Em 1969 escrevia-lhe “Encontrei-te e soube de
seguida, adivinhei, que iria para uma longa viagem”. Mais adiante: “Lá
onde estarei eu sei que tu estarás sempre. Não haverá mais noite
absoluta para mim. A solidão será menos solitária”. As cartas são mais
abundantes até 1974, altura em que lhes nasceu Mazarine, a filha que a
França, a meia boca, chamava ‘a filha secreta’”. Aí Mitterrand e esta
sua segunda família conseguiram manter um simulacro de vida doméstica.
Nos anos 60 declarava um amor arrebatado por Anne: “É um paradoxo
incrível: existo no mesmo momento em que me dissolvo em ti”. No final da
vida, com 80 anos, já com cancro, o homem que mantém o recorde de
longevidade na Presidência da República Francesa mantinha inalterados os
seus sentimentos: “A minha felicidade está em pensar em ti e amar-te.
Sempre me tens dado mais. Foste a sorte na minha vida. Como poderia o
amor não crescer?”.
Aceitar o inaceitável?
Danielle,
mãe dos filhos, companheira oficial desde 1944, não deve ter sofrido
menos com a humilhação pública, inquilina do Eliseu, desalojada do
coração do Presidente. Mitterrand casou-se com esta veterana da
Resistência em 1944 e nunca terá encarado a hipótese de se divorciar,
colocou a política e o seu estatuto de Presidente à frente dos assuntos
do coração.
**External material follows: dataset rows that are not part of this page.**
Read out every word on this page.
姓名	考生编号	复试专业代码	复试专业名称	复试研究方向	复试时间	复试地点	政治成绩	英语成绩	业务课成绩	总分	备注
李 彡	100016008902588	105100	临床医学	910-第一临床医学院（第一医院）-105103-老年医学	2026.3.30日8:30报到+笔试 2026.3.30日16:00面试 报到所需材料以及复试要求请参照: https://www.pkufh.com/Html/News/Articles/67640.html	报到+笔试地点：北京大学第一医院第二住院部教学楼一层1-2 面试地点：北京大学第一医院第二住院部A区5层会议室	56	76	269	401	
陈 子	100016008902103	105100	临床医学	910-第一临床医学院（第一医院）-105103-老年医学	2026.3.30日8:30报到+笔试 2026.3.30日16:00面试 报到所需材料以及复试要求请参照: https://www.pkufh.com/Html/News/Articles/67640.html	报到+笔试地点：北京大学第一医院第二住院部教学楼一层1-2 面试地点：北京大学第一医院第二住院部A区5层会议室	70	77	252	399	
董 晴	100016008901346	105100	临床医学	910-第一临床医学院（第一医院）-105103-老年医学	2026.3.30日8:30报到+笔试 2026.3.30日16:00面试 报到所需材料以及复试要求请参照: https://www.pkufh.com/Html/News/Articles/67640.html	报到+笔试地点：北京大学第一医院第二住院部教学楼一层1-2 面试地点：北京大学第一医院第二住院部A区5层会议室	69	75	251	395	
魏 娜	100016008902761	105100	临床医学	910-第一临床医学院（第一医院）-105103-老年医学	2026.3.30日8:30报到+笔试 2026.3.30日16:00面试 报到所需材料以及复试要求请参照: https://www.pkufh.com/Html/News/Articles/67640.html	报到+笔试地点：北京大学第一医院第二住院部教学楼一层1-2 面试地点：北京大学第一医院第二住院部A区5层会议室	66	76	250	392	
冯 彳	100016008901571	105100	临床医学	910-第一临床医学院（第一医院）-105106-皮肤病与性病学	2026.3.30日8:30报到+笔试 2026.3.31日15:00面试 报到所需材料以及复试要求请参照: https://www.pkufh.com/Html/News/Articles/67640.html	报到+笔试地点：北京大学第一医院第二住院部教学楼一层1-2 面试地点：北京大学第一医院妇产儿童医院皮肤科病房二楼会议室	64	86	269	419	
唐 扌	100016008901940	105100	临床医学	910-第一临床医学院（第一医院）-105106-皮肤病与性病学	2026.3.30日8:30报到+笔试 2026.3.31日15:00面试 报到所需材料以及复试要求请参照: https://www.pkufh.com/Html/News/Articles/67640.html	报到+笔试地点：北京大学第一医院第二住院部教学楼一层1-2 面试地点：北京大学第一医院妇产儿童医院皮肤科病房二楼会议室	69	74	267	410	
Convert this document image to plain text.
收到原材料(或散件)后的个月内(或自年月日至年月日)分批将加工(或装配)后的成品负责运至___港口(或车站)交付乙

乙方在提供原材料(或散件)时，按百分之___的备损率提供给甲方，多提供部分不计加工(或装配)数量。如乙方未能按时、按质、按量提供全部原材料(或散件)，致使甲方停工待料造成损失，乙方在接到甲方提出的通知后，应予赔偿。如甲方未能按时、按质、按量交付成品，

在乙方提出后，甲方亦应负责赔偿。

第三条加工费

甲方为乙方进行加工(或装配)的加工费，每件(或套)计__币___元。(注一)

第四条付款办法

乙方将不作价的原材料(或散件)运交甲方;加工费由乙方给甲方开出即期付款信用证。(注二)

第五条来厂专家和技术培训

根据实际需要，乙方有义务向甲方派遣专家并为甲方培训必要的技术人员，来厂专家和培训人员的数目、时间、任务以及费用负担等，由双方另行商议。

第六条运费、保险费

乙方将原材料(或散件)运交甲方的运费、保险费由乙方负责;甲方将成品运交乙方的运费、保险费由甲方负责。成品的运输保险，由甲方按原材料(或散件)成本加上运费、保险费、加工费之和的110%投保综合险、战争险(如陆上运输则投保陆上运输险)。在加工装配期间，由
Ou terá sido o seu espírito sempre calculista, e até
oportunista, que levou o líder dos socialistas a conciliar uma
primeira-dama pública e uma amante privada? Na verdade, Danielle, a sua
“consciência de esquerda”, e que se juntou à Resistência contra os
ocupantes nazis com apenas 17 anos, tinha este capital de passado
político impoluto. O mesmo não se poderá dizer do magnético, brilhante,
sedutor mas politicamente habilidoso François.
As cartas de amor e
o diário não são a primeira bomba editorial de Mitterrand. Já em 1994, o
livro de um investigador Uma Juventude Francesa abala a França, com
provas inquestionáveis do que a respeitável figura da Internacional
Socialista não se podia orgulhar e muito se esforçou por ocultar: o seu
passado de colaboracionista com o governo de Vichy (estado satélite da
Berlim nazi), chegando mesmo a receber uma condecoração atribuída pelo
marechal Pétain, o chefe de Estado de Vichy, durante a Segunda Guerra
Mundial. Depressa se percebeu que a sua vida teve pontos turvos, e não
terá andado longe da extrema-direita. Deixando todo um percurso na
sombra, apresentava o seu currículo político como se ele se tivesse
iniciado na Resistência. Os historiadores comentam inclusive que se tais
factos viessem a público mais cedo, e ele não estivesse em final de
mandato, Mitterrand poderia ter sido forçado a demitir-se. Outras
facetas desta personalidade múltipla e complexa levaram-no a admitir o
arrependimento. As mesmas mãos manchadas de sangue, ao ter recusado, em
1956, o indulto a 45 independentistas argelinos, condenados à morte,
compunham poemas e belas colagens para a sua “Annamour”.